L’unico birrificio maltese, con sede nella piccola isola di Gozo, porta un nome francese, dà alla propria birra un nome inglese e adotta uno stile tedesco. Le mani, però, sono tutte italiane, quelle di Samuele D’Imperio e Andrea Bertola. Parliamo della Flinders Rose del birrificio Lord Chambray, una birra di stile gose impreziosita da infusioni di fiori del cappero (appunto flinders rose). Acidule e speziate, ricche di sale e coriandolo, le anarchiche gose prendono il nome dalla città di Goslar, vicino Lipsia, isola eterodossa nella ortodossa Germania, da sempre incardinata alla porta del Reinheitsgebot, l’editto della purezza del 1516. Fresca come le lenzuola appena lavate (copyright by Kuaska) e dissetante, la Flinders Rose è l’etica e nobilitante alternativa per chi fino ad ora ha affidato la propria arsura estiva alla tramontabile Corona inzuppata di sale e limone.
Da Malta alle Dolomiti.
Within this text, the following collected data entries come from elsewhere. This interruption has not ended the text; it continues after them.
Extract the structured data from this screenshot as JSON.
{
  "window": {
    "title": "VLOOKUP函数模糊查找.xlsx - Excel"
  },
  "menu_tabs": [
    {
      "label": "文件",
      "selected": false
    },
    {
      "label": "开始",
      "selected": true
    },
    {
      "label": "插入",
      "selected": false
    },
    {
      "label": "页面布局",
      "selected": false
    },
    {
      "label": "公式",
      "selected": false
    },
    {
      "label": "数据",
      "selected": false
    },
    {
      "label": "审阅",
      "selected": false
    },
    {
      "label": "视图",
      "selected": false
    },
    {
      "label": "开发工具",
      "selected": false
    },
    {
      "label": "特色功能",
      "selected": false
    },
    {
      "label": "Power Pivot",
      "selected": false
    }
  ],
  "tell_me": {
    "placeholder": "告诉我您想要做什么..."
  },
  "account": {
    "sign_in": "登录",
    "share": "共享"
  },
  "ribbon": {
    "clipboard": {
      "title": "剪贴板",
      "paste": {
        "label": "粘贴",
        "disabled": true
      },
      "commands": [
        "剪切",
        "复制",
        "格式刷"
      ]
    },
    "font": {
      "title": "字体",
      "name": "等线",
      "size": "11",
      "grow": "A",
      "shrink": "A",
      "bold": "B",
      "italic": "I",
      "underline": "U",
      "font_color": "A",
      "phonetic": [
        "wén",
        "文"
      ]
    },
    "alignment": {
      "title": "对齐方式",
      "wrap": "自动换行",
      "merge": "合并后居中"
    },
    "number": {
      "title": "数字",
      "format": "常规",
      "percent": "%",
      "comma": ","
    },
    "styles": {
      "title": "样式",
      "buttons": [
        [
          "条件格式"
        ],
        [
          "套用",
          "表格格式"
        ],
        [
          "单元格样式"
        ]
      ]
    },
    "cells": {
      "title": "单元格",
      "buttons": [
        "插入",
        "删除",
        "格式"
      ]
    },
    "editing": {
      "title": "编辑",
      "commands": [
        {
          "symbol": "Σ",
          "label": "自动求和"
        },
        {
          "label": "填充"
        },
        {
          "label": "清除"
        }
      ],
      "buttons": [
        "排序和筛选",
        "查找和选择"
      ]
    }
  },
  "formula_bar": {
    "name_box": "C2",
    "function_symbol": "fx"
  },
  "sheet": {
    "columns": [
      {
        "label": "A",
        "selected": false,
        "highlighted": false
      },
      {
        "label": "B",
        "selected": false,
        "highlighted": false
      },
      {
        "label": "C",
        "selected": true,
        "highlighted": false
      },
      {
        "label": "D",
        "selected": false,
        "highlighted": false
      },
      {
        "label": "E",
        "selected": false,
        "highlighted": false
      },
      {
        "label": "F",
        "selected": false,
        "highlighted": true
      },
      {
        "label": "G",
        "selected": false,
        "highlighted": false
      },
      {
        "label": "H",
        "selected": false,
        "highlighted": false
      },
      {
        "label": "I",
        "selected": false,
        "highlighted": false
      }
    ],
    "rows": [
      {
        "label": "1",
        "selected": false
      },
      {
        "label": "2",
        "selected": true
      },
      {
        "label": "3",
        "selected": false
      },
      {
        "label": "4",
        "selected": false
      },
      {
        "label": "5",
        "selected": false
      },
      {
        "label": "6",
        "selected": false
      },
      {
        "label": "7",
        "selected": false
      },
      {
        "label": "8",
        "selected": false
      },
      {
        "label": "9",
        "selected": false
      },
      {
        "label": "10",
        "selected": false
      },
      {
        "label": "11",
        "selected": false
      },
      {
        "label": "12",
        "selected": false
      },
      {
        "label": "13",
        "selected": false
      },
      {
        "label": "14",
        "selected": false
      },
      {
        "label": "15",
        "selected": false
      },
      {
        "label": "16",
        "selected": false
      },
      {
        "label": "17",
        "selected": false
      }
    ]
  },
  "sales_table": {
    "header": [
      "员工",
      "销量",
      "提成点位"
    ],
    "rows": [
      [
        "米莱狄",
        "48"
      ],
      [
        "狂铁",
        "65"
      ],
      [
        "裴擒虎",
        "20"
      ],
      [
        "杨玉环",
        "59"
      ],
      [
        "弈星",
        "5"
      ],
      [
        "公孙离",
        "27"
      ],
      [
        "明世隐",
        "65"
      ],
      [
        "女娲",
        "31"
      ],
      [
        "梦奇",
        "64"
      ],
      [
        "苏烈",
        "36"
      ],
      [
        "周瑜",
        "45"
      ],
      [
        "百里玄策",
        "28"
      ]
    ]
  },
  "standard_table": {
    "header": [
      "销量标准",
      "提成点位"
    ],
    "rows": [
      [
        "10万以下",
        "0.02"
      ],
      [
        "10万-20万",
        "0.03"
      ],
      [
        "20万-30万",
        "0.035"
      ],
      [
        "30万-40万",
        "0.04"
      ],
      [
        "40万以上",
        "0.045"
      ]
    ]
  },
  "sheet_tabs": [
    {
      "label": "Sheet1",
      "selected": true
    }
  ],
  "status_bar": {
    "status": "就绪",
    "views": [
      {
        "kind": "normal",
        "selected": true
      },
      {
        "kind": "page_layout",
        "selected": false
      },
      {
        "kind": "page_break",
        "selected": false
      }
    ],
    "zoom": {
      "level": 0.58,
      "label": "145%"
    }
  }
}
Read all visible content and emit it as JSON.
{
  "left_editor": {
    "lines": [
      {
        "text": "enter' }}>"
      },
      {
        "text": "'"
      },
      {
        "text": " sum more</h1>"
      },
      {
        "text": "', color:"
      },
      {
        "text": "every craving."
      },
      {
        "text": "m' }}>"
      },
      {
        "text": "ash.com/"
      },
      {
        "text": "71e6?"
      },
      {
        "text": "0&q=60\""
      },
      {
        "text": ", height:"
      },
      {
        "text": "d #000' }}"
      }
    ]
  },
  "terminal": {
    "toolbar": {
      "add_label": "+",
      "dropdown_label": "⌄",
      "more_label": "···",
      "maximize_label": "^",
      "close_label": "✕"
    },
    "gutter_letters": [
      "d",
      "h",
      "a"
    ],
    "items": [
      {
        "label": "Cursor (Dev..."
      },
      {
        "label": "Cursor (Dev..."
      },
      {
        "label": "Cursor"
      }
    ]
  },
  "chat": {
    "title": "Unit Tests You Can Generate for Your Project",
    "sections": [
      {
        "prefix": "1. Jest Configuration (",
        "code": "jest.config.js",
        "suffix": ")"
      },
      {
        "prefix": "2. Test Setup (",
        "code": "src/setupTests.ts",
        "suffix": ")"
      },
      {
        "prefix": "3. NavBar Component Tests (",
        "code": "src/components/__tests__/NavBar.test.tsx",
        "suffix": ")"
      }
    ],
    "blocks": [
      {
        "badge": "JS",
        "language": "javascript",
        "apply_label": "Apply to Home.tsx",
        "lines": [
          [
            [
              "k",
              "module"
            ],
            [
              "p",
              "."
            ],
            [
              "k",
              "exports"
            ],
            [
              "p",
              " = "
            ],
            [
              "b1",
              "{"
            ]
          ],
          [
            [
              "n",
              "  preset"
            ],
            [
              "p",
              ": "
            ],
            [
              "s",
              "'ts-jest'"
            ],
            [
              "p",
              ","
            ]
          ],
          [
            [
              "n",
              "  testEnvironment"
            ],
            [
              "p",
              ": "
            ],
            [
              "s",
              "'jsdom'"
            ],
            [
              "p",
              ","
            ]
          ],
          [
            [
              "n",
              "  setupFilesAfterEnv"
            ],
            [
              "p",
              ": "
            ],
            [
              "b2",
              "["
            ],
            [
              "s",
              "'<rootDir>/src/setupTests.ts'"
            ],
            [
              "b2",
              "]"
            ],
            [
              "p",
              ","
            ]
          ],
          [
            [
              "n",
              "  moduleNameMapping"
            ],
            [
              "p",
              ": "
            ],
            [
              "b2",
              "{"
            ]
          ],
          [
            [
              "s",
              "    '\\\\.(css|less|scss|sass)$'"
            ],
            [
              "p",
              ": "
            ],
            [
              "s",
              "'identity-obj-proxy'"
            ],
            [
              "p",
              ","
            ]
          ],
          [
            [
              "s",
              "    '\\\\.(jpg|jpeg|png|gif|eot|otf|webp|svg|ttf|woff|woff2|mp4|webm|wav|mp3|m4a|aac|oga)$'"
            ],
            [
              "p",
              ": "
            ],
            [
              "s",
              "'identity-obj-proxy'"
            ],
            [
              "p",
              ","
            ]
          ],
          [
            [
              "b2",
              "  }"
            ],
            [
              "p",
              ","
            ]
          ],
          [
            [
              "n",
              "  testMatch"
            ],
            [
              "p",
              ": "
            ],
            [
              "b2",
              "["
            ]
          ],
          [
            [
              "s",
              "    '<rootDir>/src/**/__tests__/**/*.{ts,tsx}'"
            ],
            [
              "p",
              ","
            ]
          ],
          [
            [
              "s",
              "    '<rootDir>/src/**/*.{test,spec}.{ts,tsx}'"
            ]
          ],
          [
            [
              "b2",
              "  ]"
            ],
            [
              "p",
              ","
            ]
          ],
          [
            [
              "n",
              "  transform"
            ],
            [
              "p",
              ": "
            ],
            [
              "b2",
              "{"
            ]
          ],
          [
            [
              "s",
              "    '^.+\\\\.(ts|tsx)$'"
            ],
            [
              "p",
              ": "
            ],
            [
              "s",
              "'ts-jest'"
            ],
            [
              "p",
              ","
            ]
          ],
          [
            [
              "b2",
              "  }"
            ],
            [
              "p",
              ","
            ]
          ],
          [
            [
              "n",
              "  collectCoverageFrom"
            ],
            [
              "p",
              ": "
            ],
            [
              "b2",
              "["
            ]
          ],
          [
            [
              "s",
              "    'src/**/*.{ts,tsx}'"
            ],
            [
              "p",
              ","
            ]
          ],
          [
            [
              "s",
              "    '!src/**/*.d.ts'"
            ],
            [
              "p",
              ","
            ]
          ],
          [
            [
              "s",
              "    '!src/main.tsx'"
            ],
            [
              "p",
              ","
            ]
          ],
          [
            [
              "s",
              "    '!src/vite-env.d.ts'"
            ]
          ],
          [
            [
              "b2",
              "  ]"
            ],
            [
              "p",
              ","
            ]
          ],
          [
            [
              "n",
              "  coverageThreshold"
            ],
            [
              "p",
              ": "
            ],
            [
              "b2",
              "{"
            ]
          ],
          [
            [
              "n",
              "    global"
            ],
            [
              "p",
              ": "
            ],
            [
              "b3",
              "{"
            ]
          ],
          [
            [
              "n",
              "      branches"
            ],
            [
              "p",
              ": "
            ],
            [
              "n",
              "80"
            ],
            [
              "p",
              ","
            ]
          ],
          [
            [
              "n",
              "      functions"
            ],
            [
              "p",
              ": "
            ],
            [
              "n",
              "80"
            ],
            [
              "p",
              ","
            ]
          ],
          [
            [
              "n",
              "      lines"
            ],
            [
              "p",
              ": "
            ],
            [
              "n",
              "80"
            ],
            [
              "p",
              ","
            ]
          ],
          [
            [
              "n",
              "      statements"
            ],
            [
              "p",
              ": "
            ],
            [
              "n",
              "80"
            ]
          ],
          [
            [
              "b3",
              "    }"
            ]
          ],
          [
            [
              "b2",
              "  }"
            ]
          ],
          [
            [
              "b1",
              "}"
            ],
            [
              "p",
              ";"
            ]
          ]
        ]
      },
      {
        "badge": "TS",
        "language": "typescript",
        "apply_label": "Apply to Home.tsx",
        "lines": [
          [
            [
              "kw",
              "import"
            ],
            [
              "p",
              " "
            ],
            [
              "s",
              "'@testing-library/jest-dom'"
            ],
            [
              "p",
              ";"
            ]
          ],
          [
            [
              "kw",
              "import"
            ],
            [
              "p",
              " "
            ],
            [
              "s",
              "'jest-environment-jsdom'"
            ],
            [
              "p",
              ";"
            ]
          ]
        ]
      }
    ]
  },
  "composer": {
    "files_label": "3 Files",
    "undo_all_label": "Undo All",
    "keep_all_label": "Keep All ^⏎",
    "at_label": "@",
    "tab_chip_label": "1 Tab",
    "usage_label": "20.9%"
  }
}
Il birrificio Bionoc’ è nato nella verdissima valle trentina del Primiero, un verde a cui i due fondatori, Nicola Simion e Fabio Simoni, tengono moltissimo, tanto da avere scelto di lavorare con sole energie rinnovabili, sforzandosi di ridurre al minimo l’impatto ambientale lungo le fasi della produzione. In degustazione la profumata Staiòn, una birra in stile saison ricca al naso di miele d’acacia, banana e puzze nobili di formaggio. Stile di birra rustico, nato su iniziativa dei contadini della Vallonia e dell’Hainaut per ammortizzare l’inattività dei mesi da novembre a marzo e superare i guai di una fermentazione condotta durante la calura estiva; il discreto grado alcolico impediva loro di guastarsi nei mesi caldi, offrendo qualcosa da bere durante il duro periodo di lavoro nei campi.
Curiosità su curiosità, a Treviso Fabiano Toffoli del birrificio 32 Via dei Birrai, offre la Oppale, birra luppolata di impostazione belga ad alta fermentazione. La scelta di impiegare i luppoli di Poperinge, città santa belga del fiore più santo dei birrai, conferisce a questa deliziosa birra saporiti aromi di erba cipollina. Il numero 32, declinato in diversi colori, lampeggia su tutte le etichette del birrificio, premiate e riconosciute tra le più belle del mondo. Non un numero a caso, ma quello corrispondente alla classe di appartenenza della birra secondo la classificazione internazionale di Nizza. Un oggetto di design da bere.
Anche la remota Calabria inizia a vantare i proprio gioielli birrari, come il birrificio A Magara fondato dal trio Asunción Yanútolo Fernández, Eraldo Corti e Nicoletta Ziosi. Ispirato al dialetto calabrese, A Magara, la strega, richiama la leggenda locale su una fattucchiera di Nocera Terinese assai devota agli alcolici. Magarìa, la birra in degustazione, è una robust Porter fedele al proprio genere, zeppa com’è di ricordi di fondi di caffè e miele di castagno. Nata a Londra come birra a buon mercato dei facchini, a cui le two penny beers erano precluse, opportunamente rivista, è oggi tra gli stili più in voga.
In questo panorama di birre curiose non poteva mancare la più azzardata e strana di tutte. Nata dalla fantasia dell’estroso Teo Musso del birrificio Baladin, XYAUYÙ prende il nome dalla figlia immaginaria della propria reale figlia e rappresenta il tentativo di riprodurre aspetto e sentori di uno Sherry. Uva sultanina, salsa di soia e cacao per una birra – scherza Dabove – venduta a carati.